The clinical method for lowering blood cholesterol levels is by medication using statin drugs to limit the biosynthesis of cholesterol. But a combination of statin and the drug, ezetimibe is becoming popular. Ezetimibe is a small molecule that inhibits transportation of cholesterol in the intestine, thereby blocking cholesterol uptake. Additionally, with the discovery of the ismA enzyme-secreting bacteria, cholesterol-lowering effects can be achieved naturally through intake of probiotics such as yoghurts containing these bacterial species. This is in addition to good dietary practices, physical exercises, moderation in alcohol intake, quitting smoking, etc.

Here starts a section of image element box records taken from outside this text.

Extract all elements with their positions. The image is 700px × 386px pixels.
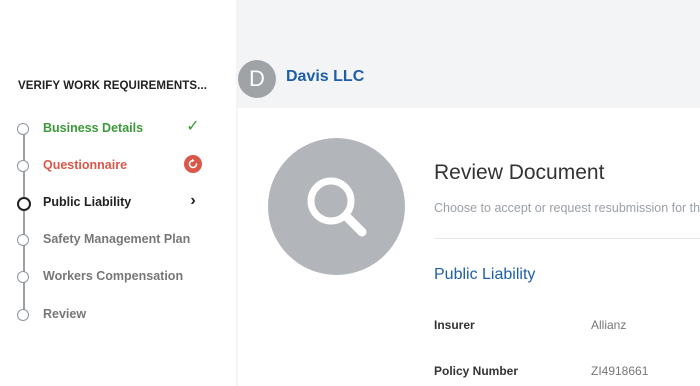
avatar: D bbox=[238, 60, 276, 98]
policy-number-label: Policy Number bbox=[434, 364, 519, 378]
chevron-right-icon: › bbox=[190, 192, 196, 209]
step-indicator bbox=[17, 123, 29, 135]
divider bbox=[434, 238, 700, 239]
step-label: Questionnaire bbox=[43, 158, 128, 172]
app-page: VERIFY WORK REQUIREMENTS... Business Det… bbox=[0, 0, 700, 386]
step-label: Review bbox=[43, 307, 87, 321]
step-questionnaire[interactable]: Questionnaire bbox=[0, 155, 236, 179]
section-title: Public Liability bbox=[434, 266, 536, 283]
resubmit-icon bbox=[184, 155, 202, 173]
page-subtitle: Choose to accept or request resubmission… bbox=[434, 201, 700, 215]
insurer-label: Insurer bbox=[434, 318, 475, 332]
page-title: Review Document bbox=[434, 161, 605, 184]
step-public-liability[interactable]: Public Liability › bbox=[0, 192, 236, 216]
check-icon: ✓ bbox=[186, 118, 200, 135]
company-name: Davis LLC bbox=[286, 68, 365, 85]
search-icon bbox=[307, 177, 367, 237]
step-indicator bbox=[17, 160, 29, 172]
step-label: Safety Management Plan bbox=[43, 232, 191, 246]
step-indicator bbox=[17, 309, 29, 321]
document-placeholder bbox=[268, 138, 405, 275]
policy-number-value: ZI4918661 bbox=[591, 364, 649, 378]
step-safety-management-plan[interactable]: Safety Management Plan bbox=[0, 229, 236, 253]
step-indicator bbox=[17, 271, 29, 283]
step-label: Public Liability bbox=[43, 195, 132, 209]
step-business-details[interactable]: Business Details ✓ bbox=[0, 118, 236, 142]
review-document-card: Review Document Choose to accept or requ… bbox=[238, 108, 700, 386]
sidebar-title: VERIFY WORK REQUIREMENTS... bbox=[18, 80, 208, 92]
insurer-value: Allianz bbox=[591, 318, 627, 332]
step-indicator bbox=[17, 234, 29, 246]
step-label: Business Details bbox=[43, 121, 144, 135]
step-indicator-current bbox=[17, 197, 31, 211]
step-review[interactable]: Review bbox=[0, 304, 236, 328]
step-label: Workers Compensation bbox=[43, 269, 184, 283]
workflow-sidebar: VERIFY WORK REQUIREMENTS... Business Det… bbox=[0, 0, 236, 386]
step-workers-compensation[interactable]: Workers Compensation bbox=[0, 266, 236, 290]
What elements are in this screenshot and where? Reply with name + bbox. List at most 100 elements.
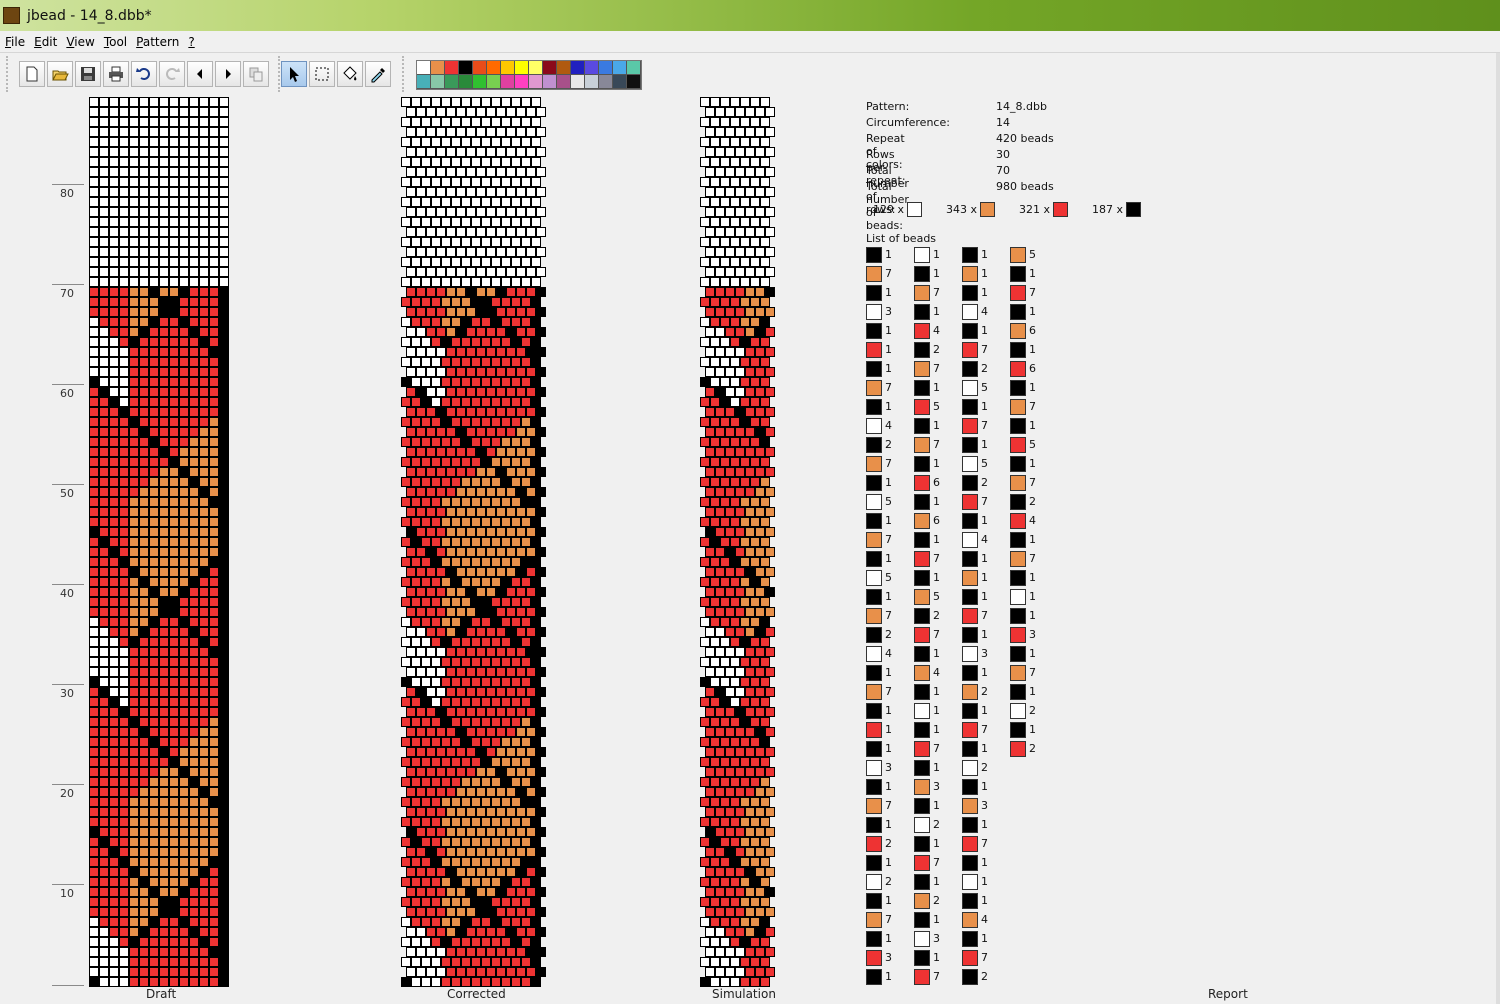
bead[interactable] — [119, 207, 129, 217]
bead[interactable] — [159, 747, 169, 757]
bead[interactable] — [531, 697, 541, 707]
bead[interactable] — [406, 467, 416, 477]
bead[interactable] — [119, 567, 129, 577]
bead[interactable] — [725, 427, 735, 437]
bead[interactable] — [129, 457, 139, 467]
bead[interactable] — [730, 357, 740, 367]
bead[interactable] — [501, 257, 511, 267]
bead[interactable] — [451, 957, 461, 967]
bead[interactable] — [149, 797, 159, 807]
bead[interactable] — [715, 167, 725, 177]
bead[interactable] — [526, 227, 536, 237]
bead[interactable] — [461, 317, 471, 327]
bead[interactable] — [139, 917, 149, 927]
bead[interactable] — [471, 717, 481, 727]
bead[interactable] — [466, 827, 476, 837]
bead[interactable] — [431, 277, 441, 287]
bead[interactable] — [406, 707, 416, 717]
bead[interactable] — [89, 287, 99, 297]
bead[interactable] — [129, 337, 139, 347]
bead[interactable] — [129, 847, 139, 857]
bead[interactable] — [700, 417, 710, 427]
bead[interactable] — [219, 267, 229, 277]
bead[interactable] — [199, 687, 209, 697]
bead[interactable] — [705, 507, 715, 517]
bead[interactable] — [740, 817, 750, 827]
bead[interactable] — [401, 977, 411, 987]
bead[interactable] — [189, 557, 199, 567]
bead[interactable] — [431, 397, 441, 407]
bead[interactable] — [700, 877, 710, 887]
bead[interactable] — [159, 617, 169, 627]
bead[interactable] — [401, 677, 411, 687]
bead[interactable] — [209, 247, 219, 257]
bead[interactable] — [139, 687, 149, 697]
bead[interactable] — [750, 637, 760, 647]
bead[interactable] — [99, 977, 109, 987]
bead[interactable] — [536, 767, 546, 777]
bead[interactable] — [710, 577, 720, 587]
bead[interactable] — [139, 257, 149, 267]
bead[interactable] — [700, 157, 710, 167]
bead[interactable] — [209, 377, 219, 387]
bead[interactable] — [209, 827, 219, 837]
bead[interactable] — [750, 257, 760, 267]
bead[interactable] — [89, 297, 99, 307]
bead[interactable] — [149, 807, 159, 817]
bead[interactable] — [436, 347, 446, 357]
bead[interactable] — [755, 507, 765, 517]
bead[interactable] — [476, 927, 486, 937]
bead[interactable] — [129, 607, 139, 617]
bead[interactable] — [199, 357, 209, 367]
bead[interactable] — [496, 467, 506, 477]
bead[interactable] — [745, 967, 755, 977]
bead[interactable] — [750, 737, 760, 747]
bead[interactable] — [755, 847, 765, 857]
bead[interactable] — [446, 807, 456, 817]
bead[interactable] — [199, 297, 209, 307]
bead[interactable] — [159, 97, 169, 107]
bead[interactable] — [169, 497, 179, 507]
bead[interactable] — [745, 287, 755, 297]
bead[interactable] — [219, 647, 229, 657]
bead[interactable] — [219, 787, 229, 797]
bead[interactable] — [745, 827, 755, 837]
bead[interactable] — [411, 797, 421, 807]
bead[interactable] — [159, 967, 169, 977]
bead[interactable] — [411, 597, 421, 607]
bead[interactable] — [755, 227, 765, 237]
bead[interactable] — [219, 307, 229, 317]
bead[interactable] — [149, 327, 159, 337]
bead[interactable] — [159, 647, 169, 657]
bead[interactable] — [421, 897, 431, 907]
bead[interactable] — [461, 237, 471, 247]
bead[interactable] — [725, 467, 735, 477]
bead[interactable] — [139, 957, 149, 967]
bead[interactable] — [401, 937, 411, 947]
bead[interactable] — [531, 557, 541, 567]
bead[interactable] — [526, 447, 536, 457]
bead[interactable] — [491, 257, 501, 267]
bead[interactable] — [199, 117, 209, 127]
bead[interactable] — [199, 407, 209, 417]
bead[interactable] — [715, 147, 725, 157]
bead[interactable] — [730, 197, 740, 207]
bead[interactable] — [526, 347, 536, 357]
bead[interactable] — [139, 667, 149, 677]
bead[interactable] — [139, 547, 149, 557]
bead[interactable] — [149, 527, 159, 537]
bead[interactable] — [149, 317, 159, 327]
bead[interactable] — [139, 967, 149, 977]
bead[interactable] — [740, 557, 750, 567]
bead[interactable] — [506, 427, 516, 437]
bead[interactable] — [139, 857, 149, 867]
bead[interactable] — [149, 757, 159, 767]
bead[interactable] — [109, 317, 119, 327]
bead[interactable] — [720, 777, 730, 787]
bead[interactable] — [219, 587, 229, 597]
bead[interactable] — [129, 367, 139, 377]
bead[interactable] — [169, 507, 179, 517]
bead[interactable] — [219, 857, 229, 867]
bead[interactable] — [119, 957, 129, 967]
bead[interactable] — [89, 797, 99, 807]
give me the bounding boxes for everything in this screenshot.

People with weak or old and unhealthy gut microbiota could rejuvenate their pool of microbiota by undergoing FMT (faecal microbiota transplantation), whereby faeces from healthy individuals containing these beneficial bacteria is introduced through enema or by encapsulation of healthy donors’ faeces, which patients then swallow, or simply by feeding crude faeces of screened donors through tubes inserted through the nose, and down to the stomach (i.e. nasojejunal). Rather than deliver screened crude faeces by colonoscopy, enema or encapsulation, the current preferred aesthetic method is to package the microorganisms isolated from the gut of healthy donors in tablets format. By competing with the old native gut microbiota or administering antibiotics prior to FMT treatment, the newly introduced healthy microbiota replaces the old native gut microbiota.
The FMT technique is now a common practice for treating recurrent diarrhoea caused by the bacterium, Clostridium difficile. It has found use in cancer treatment by influencing the ability of the immune system to fight cancer cells, and in the process reduce the impact of side effects from cancer drug therapies often experienced by patients. It has also shown modest gain in reversing the ageing process, and in the amelioration of cognitive decline in the elderly.
Eubacterium coprostanoligenes had been administered orally to rabbits and mice, and in most cases the serum cholesterol levels were significantly reduced. But there has been a report of poor colonisation of Eubacterium coprostanoligenes in the intestine resulting in transient cholesterol-lowering effect. Therefore, if these cholesterol-metabolising bacteria could be successfully introduced into patients, and their colonisation efficiency improved, it could revolutionise the fight against cardiometabolic diseases such as diabetes, heart attack and stroke. Isolating, purifying and modulating the enzymes involved in the breakdown of cholesterol into a harmless excreted compound, would be a welcome game changer.